Le premier qui se trouva proche du barc fust Mauregard2. Il estoit si alteré d’avoir accouru en ce second monde pour eviter les misères de celuy-cy, où il avoit esté trop mal traité3 pour un homme de si rare merite et de si haute folie, qu’il fut près de boire de l’eau du fleuve d’oubly. Comme il s’estoit desjà baissé pour avaler à gosier ouvert de quoy faire mourir sa soif, telles exhalaisons ensoufrées de ceste puante rivière, qui pousse des bouillons comme de poix, et jette une odeur qui empeste si fort qu’elle


2. Noël Mauregart ou Morgart avoit été, de 1614 à 1619, un des prophètes le plus en crédit auprès du peuple, et le plus activement poursuivi par la justice. Nous connoissona de lui, entre autres écrits divinatoires : le Manifeste de Noël-Léon Morgard, spéculateur ès causes secondes, contenant les affaires et divers accidens de l’année 1619 ; Seconde partie du Manifeste…, contenant les horoscopes universels, prospérités et infortunes de tous les hommes de la terre.

3. Nous connoissons les malheurs de Mauregard par les lettres de Malherbe à Peiresc. Il écrit, par exemple, le 13 janvier 1614 : « Vous avez eu des almanachs de Morgart ; il est à la Bastille, d’où il sera malaisé qu’il sorte que pour aller en Grève » ; puis encore, le 13 février suivant : « Morgart a été condamné, il y a quelques jours, en galères pour neuf ans.

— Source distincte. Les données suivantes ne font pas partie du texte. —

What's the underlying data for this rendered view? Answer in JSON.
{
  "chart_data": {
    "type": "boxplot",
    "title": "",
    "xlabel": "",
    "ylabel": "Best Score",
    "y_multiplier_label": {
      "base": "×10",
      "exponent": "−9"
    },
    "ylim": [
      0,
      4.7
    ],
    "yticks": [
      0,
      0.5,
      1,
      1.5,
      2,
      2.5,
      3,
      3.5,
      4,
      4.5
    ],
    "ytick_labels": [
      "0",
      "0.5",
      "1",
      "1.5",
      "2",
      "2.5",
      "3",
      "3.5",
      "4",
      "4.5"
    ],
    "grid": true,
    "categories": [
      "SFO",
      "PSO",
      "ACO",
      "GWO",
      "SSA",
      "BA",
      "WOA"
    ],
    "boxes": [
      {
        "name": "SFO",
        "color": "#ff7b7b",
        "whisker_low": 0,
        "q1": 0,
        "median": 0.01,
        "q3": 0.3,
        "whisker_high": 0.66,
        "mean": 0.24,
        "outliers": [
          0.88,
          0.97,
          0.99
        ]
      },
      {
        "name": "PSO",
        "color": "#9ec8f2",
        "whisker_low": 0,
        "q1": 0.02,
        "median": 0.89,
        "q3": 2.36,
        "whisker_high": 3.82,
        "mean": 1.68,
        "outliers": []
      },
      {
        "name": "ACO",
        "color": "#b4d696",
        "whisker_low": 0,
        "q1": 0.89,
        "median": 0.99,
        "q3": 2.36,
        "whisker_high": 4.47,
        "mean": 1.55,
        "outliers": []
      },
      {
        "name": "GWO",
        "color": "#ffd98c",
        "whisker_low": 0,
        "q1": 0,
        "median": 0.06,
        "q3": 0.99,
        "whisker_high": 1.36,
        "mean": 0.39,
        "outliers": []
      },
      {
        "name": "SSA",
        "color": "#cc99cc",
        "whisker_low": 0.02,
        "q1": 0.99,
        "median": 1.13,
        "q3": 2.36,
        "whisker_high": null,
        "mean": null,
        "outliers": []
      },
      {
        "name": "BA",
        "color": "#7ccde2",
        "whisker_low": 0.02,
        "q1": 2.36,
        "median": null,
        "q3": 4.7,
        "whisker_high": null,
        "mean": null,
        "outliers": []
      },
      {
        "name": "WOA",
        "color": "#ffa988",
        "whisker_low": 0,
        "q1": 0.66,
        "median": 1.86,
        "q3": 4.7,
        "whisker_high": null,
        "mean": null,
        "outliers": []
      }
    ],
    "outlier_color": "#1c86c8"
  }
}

La reine eût bien désiré qu’il fût mort ; toutesfois, la recommandation qu’elle en a faite lui rendra la vie pire que la mort. » Il paroît qu’il en réchappa cependant ; ses almanachs de 1619 en sont la preuve, s’il est vrai qu’il les ait faits lui-même. Nous le retrouverons plus loin aux galères de Marseille.